I was given your name on Linked-In regarding advice about editors reneging on agreements. I am a British writer and two years ago had a pitch accepted by a Canadian magazine, wrote it and sent photos as specified. I was given a series of publication delays, then nothing. I followed it up to more or less a dead end and the editor had left. It is possible she and others are still out there, continuing to make false promises for their convenience.

I now have three pieces that have been awaiting publication for several months – around £1000 worth. One has to speculate on new markets and is reluctant to insist on contracts, prepayment, etc. but this is a source of concern.
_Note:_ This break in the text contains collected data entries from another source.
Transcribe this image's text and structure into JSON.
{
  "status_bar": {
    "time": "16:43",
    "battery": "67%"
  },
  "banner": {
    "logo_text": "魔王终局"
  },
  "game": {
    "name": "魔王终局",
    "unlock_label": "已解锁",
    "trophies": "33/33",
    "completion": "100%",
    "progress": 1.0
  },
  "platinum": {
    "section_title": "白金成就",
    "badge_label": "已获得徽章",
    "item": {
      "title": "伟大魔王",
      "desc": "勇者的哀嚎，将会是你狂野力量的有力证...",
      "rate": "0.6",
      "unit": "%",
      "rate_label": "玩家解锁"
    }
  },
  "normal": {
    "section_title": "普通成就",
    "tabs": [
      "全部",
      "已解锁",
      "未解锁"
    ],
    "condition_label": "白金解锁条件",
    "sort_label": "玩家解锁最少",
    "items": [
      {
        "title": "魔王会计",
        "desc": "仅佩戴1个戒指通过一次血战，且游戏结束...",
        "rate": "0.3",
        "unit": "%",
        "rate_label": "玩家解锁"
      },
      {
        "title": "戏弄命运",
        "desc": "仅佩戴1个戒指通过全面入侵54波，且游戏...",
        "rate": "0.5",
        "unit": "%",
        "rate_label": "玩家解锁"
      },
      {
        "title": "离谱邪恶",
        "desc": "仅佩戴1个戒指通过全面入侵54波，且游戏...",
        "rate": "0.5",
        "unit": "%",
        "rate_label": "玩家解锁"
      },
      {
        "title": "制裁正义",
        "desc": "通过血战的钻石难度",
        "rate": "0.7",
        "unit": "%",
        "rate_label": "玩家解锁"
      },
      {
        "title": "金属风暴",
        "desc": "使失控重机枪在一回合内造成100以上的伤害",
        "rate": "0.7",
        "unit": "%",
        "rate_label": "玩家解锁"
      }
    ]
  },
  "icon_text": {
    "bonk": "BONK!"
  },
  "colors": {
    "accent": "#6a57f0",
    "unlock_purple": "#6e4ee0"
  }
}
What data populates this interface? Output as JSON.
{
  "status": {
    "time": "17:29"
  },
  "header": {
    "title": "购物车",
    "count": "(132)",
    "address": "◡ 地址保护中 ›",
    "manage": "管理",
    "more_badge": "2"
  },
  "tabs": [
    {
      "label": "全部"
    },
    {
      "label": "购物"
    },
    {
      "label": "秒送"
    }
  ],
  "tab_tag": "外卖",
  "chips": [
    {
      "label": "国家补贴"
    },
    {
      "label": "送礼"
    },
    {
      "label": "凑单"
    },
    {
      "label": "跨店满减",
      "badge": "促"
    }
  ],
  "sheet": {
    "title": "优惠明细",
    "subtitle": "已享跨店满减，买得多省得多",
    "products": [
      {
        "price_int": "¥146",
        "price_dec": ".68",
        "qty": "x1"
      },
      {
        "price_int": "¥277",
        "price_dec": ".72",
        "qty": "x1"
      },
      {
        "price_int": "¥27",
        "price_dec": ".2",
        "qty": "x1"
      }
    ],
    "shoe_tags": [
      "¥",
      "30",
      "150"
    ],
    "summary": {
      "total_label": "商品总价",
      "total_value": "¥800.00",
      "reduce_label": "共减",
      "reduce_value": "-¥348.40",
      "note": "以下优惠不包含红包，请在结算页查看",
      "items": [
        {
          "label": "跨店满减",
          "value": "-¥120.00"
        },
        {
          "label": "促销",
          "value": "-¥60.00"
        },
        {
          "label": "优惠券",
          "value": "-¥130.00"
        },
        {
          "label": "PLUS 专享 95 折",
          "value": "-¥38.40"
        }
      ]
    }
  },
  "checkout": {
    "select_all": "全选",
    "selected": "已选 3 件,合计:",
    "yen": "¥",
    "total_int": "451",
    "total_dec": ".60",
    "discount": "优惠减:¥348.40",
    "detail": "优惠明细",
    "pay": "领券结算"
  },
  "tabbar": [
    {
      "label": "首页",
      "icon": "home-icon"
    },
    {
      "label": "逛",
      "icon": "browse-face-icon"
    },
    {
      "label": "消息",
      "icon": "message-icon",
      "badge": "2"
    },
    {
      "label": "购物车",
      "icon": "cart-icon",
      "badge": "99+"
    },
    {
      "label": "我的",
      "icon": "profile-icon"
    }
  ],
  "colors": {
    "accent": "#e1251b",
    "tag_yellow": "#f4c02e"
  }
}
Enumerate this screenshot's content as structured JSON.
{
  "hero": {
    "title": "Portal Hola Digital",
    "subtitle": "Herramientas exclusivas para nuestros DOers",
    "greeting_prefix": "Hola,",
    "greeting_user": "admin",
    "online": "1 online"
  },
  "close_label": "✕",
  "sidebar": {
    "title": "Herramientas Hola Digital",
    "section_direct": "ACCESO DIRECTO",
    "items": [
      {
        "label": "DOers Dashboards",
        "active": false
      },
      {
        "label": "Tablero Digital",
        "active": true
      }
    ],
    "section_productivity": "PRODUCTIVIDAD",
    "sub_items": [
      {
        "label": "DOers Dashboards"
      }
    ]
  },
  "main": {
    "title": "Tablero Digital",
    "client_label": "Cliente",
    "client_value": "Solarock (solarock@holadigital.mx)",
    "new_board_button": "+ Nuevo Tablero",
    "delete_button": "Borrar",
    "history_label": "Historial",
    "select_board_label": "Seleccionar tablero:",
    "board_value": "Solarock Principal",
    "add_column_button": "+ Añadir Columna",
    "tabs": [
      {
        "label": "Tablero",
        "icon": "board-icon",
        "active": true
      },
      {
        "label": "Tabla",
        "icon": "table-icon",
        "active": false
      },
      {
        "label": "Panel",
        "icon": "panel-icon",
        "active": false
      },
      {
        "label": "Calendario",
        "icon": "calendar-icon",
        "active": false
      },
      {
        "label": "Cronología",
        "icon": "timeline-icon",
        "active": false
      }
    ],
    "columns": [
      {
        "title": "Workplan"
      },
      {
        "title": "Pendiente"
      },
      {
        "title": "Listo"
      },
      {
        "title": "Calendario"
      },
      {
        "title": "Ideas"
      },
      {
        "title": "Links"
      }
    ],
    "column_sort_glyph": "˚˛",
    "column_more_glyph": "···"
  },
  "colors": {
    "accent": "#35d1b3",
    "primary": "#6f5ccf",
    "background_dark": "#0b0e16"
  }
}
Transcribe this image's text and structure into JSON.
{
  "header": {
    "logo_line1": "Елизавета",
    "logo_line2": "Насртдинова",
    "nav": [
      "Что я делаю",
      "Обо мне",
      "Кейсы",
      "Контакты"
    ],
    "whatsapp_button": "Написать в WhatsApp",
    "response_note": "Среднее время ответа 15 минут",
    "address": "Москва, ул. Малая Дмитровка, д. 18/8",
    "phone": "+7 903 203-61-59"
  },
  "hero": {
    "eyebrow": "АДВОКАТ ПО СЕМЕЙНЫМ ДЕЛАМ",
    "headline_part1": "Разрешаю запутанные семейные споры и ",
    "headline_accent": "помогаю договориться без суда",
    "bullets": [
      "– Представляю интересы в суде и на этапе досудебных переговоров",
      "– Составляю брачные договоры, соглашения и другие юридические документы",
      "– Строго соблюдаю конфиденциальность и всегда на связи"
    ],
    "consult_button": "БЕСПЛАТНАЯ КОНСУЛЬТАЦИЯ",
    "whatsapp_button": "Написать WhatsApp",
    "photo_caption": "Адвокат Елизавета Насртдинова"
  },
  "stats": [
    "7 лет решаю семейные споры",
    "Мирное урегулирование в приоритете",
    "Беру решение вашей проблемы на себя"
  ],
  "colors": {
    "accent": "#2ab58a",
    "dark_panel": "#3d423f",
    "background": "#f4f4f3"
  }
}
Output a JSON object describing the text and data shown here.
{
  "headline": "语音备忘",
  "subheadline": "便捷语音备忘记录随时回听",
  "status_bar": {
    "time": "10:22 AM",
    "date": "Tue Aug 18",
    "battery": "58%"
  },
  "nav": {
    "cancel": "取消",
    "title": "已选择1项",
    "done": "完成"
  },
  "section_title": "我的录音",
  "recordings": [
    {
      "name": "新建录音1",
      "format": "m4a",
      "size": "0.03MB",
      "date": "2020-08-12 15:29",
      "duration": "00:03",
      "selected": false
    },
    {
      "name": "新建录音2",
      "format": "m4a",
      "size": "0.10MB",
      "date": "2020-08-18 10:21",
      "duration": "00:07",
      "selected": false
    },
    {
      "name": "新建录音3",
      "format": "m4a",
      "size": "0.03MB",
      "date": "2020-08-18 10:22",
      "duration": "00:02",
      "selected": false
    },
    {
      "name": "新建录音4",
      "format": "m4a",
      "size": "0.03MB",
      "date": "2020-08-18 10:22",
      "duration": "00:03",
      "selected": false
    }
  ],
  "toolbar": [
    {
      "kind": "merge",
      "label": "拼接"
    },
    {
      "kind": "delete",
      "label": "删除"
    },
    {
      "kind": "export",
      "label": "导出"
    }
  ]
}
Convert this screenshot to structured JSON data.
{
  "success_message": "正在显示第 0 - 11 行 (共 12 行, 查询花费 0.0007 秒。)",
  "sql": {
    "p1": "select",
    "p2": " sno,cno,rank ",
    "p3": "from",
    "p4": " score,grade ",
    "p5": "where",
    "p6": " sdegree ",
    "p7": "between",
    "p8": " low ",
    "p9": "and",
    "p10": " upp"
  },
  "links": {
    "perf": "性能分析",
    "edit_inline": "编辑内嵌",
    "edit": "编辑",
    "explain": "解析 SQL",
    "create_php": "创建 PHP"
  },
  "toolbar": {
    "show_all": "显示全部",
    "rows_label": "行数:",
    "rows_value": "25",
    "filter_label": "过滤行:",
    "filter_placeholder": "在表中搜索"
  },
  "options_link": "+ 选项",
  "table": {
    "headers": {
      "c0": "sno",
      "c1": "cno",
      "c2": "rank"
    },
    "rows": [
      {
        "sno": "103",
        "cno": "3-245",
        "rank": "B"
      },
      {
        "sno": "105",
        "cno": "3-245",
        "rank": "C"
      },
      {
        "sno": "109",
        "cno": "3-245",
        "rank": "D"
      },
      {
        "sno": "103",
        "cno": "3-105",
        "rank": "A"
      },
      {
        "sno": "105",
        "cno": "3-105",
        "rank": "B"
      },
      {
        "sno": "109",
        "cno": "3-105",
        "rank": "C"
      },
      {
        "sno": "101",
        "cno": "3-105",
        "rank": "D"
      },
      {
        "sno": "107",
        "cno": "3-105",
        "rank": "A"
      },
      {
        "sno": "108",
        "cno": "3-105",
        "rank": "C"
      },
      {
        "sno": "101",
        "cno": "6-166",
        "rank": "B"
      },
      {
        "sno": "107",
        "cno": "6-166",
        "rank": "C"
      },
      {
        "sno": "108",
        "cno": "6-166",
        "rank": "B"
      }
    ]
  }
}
The material is tied up and responses are vague. How far can one go with demanding a better deal? I understand the pressures editors are under but, after the above project failing, I am wary of more wasted time and effort. This behaviour seems rude and an abuse of power and trust.

Best regards

-B

I always tell writers to demand a clause like this in their pay-on-publication contracts:

Payment due on publication, or by mm/dd/yy, whichever comes first. 

Choose a reasonable date, no more than 90 days after submission. Any editor who refuses to sign such a reasonable clause should be avoided. You can bet they don’t have to wait 90+ days to get their paycheck and I doubt they give their advertisers 90+ days of credit!

Unfortunately, it’s not unheard of in the industry for editors to hold articles hostage in this fashion. Only when writers demand different contract terms (like the one above) will these publications change the way they do business.